Some support the project, others oppose it

Niki Ottonsen, operator of The Backpack Project, says reopening Tiny Town fills a desperate need.

“It means 30 people will get off the streets and get into safe, lockable units,” said Ottonsen.

While it’s not a permanent solution, Ottosen says any help to get vulnerable people off the street is a welcomed changed.

“If that’s all we have to offer people, there should be one in every community to ensure that nobody ends up out of their community on the street, and up on Pandora looking for services,” said Ottonsen.

Del Manak, Victoria’s police chief says housing projects like this are helpful for vulnerable people.

“We know that small, well-managed sites, like the former Tiny Town, can be safe for both those needing support and the neighbourhoods around them when they are appropriately located,” said Manak. “We support this approach to finding solutions for our most vulnerable populations and look forward to continuing our work toward a safer community together.”

However, Victoria Coun. Stephen Hammond says this decision to reopen Tiny Town is an act of betrayal for the neighbourhood.

“BC Housing and the Minster of Housing has deceived the people around here,” Hammond said.

The councillor says he’s heard a number of stories from nearby residents of disruptions, break-ins, and broken property since Tiny Town began operating in 2021. While Hammond says supportive housing projects provide a need, the pleas from neighbours for better security and safety have gone unheard.

“Give us the kind of protection that makes their lives enjoyable as opposed to miserable. I don’t think we’re asking too much. When the government brought in their budget yesterday and we have expenditures of about $108 billion dollars, or thereabouts, I think they can probably spend about a few thousands on a little more security,” he said.

Previous temporary arrangement

Victoria council had previously approved a licence for Tiny Town to operate, however, on March 9, 2023, it passed a motion saying the city would not extend the licence beyond Sept. 30, 2023.

Jodi Sigsworth lives near the complex and says when Tiny Town was previously operating she had installed fences and gates around her property due to safety issues.

“It’s extremely, extremely upsetting to me,” she said. “I have so many stories I can tell about how it’s disturbed our neighbourhood.
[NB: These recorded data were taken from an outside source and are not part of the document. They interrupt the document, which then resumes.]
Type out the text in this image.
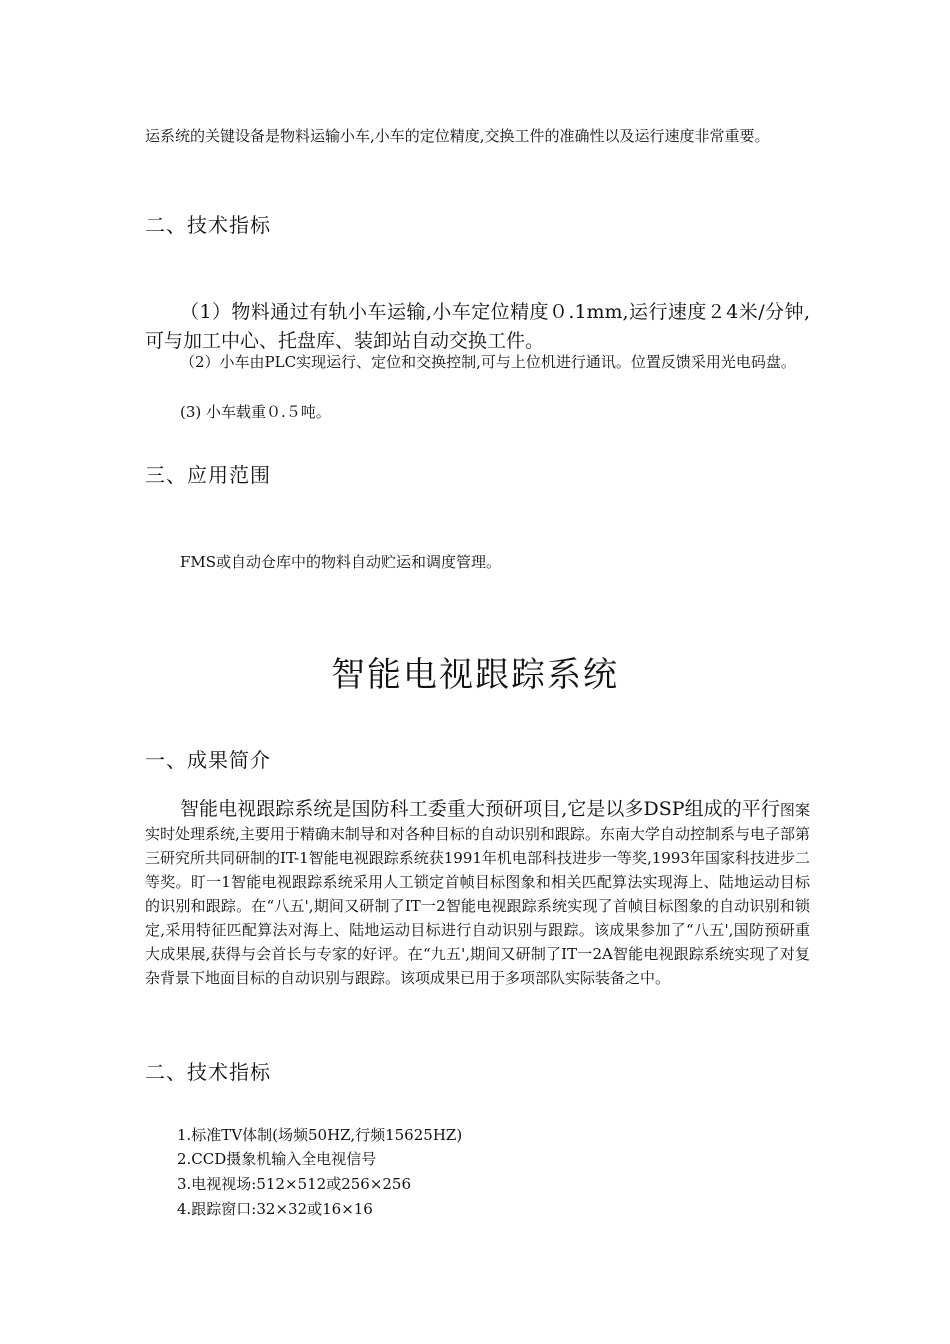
运系统的关键设备是物料运输小车,小车的定位精度,交换工件的准确性以及运行速度非常重要。

二、技术指标

（1）物料通过有轨小车运输,小车定位精度０.1mm,运行速度２4米/分钟,可与加工中心、托盘库、装卸站自动交换工件。

（2）小车由PLC实现运行、定位和交换控制,可与上位机进行通讯。位置反馈采用光电码盘。

(3) 小车载重０.５吨。

三、应用范围

FMS或自动仓库中的物料自动贮运和调度管理。

智能电视跟踪系统
一、成果简介

智能电视跟踪系统是国防科工委重大预研项目,它是以多DSP组成的平行图案实时处理系统,主要用于精确末制导和对各种目标的自动识别和跟踪。东南大学自动控制系与电子部第三研究所共同研制的IT-1智能电视跟踪系统获1991年机电部科技进步一等奖,1993年国家科技进步二等奖。盯一1智能电视跟踪系统采用人工锁定首帧目标图象和相关匹配算法实现海上、陆地运动目标的识别和跟踪。在“八五',期间又研制了IT一2智能电视跟踪系统实现了首帧目标图象的自动识别和锁定,采用特征匹配算法对海上、陆地运动目标进行自动识别与跟踪。该成果参加了“八五',国防预研重大成果展,获得与会首长与专家的好评。在“九五',期间又研制了IT一2A智能电视跟踪系统实现了对复杂背景下地面目标的自动识别与跟踪。该项成果已用于多项部队实际装备之中。

二、技术指标

1.标准TV体制(场频50HZ,行频15625HZ)

2.CCD摄象机输入全电视信号

3.电视视场:512×512或256×256

4.跟踪窗口:32×32或16×16
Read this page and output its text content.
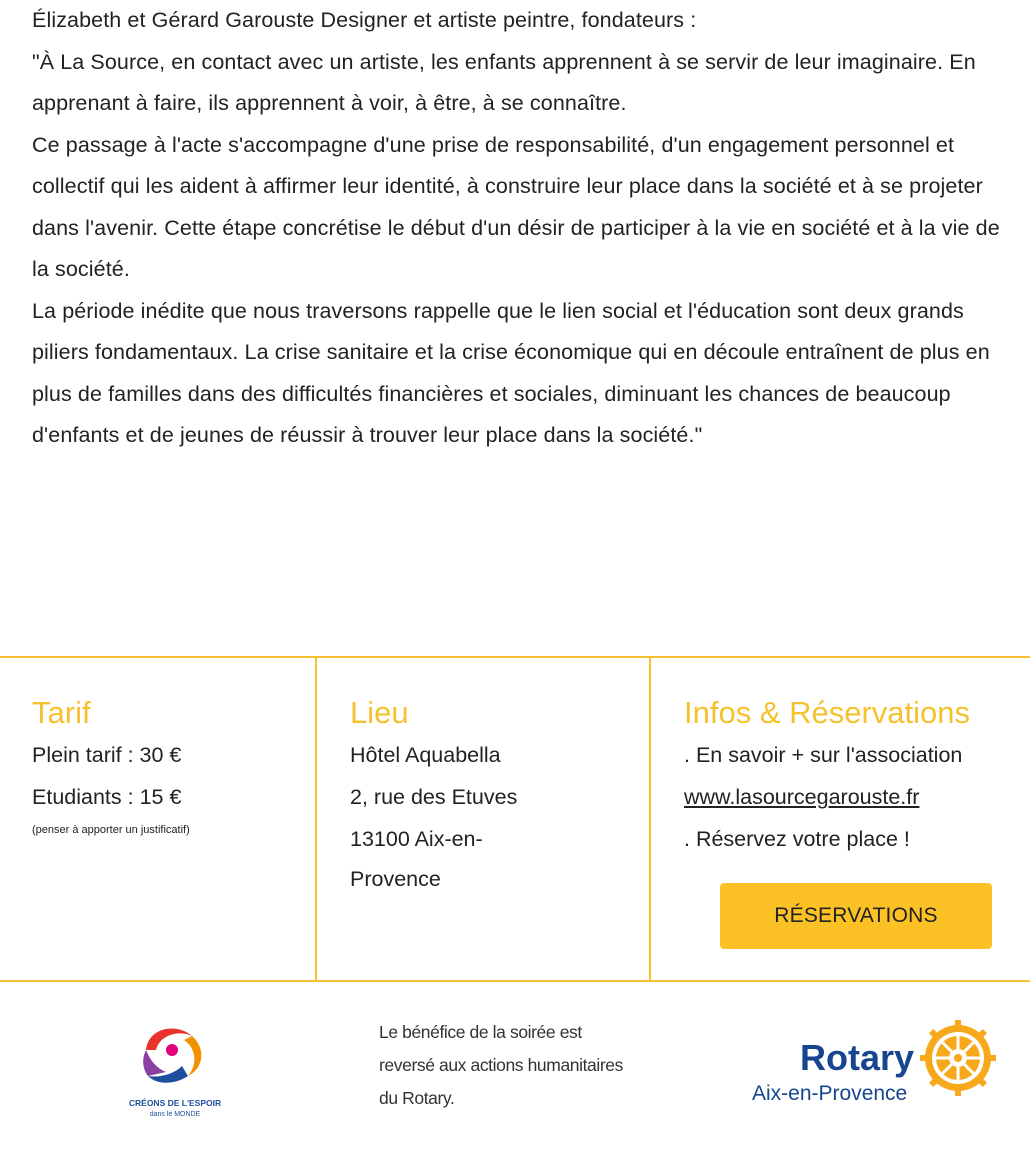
Élizabeth et Gérard Garouste Designer et artiste peintre, fondateurs :

"À La Source, en contact avec un artiste, les enfants apprennent à se servir de leur imaginaire. En apprenant à faire, ils apprennent à voir, à être, à se connaître.

Ce passage à l'acte s'accompagne d'une prise de responsabilité, d'un engagement personnel et collectif qui les aident à affirmer leur identité, à construire leur place dans la société et à se projeter dans l'avenir. Cette étape concrétise le début d'un désir de participer à la vie en société et à la vie de la société.

La période inédite que nous traversons rappelle que le lien social et l'éducation sont deux grands piliers fondamentaux. La crise sanitaire et la crise économique qui en découle entraînent de plus en plus de familles dans des difficultés financières et sociales, diminuant les chances de beaucoup d'enfants et de jeunes de réussir à trouver leur place dans la société."

Tarif
Plein tarif : 30 €
Etudiants : 15 €
(penser à apporter un justificatif)
Lieu
Hôtel Aquabella
2, rue des Etuves
13100 Aix-en-
Provence
Infos & Réservations
. En savoir + sur l'association
www.lasourcegarouste.fr
. Réservez votre place !
RÉSERVATIONS
CRÉONS DE L'ESPOIR
dans le MONDE
Le bénéfice de la soirée est reversé aux actions humanitaires du Rotary.
Rotary
Aix-en-Provence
The very worst is having had a man break into my house and standing at the end of my bed in the middle of the night with a flashlight on me.”

North Park Neighbourhood Association board member Sean Kahil says Tiny Town “should be gone.”

“We were given assurances last time about all sorts of security things that would happen and none of them did. There was never any response. People were camping outside again it was just inside the building that was the only thing that they take responsibility for,” said Kahil.

The Ministry of Housing says they’re not aware of any criminal activities at the site.

“We are not aware of any criminal activity that has been directly connected with the former residents of Tiny Town at 940 Caledonia Avenue,” said the ministry in an emailed statement.

They add that the community will provide residents with support services and staff will be on site 24/7.

“Caledonia Place will have a minimum of three staff on site 24 hours a day, seven days a week to ensure that residents are supported and that any concerns are addressed in a timely manner. The site is fenced with a secure front gate and also has closed circuit security cameras around the site (interior and exterior). Our Place staff will also do exterior rounds around the site.”

The ministry also says nearby residents are encouraged to call the site directly if they have any concerns.

In addition to reopening Tiny Town, the province announced it was providing funding for a 30-bed temporary winter shelter at the St. John the Divine Church operated by SOLID Outreach Society.

The church currently functions as an extreme weather shelter and only opens in the event of weather events. With this funding, it will operate through the winter.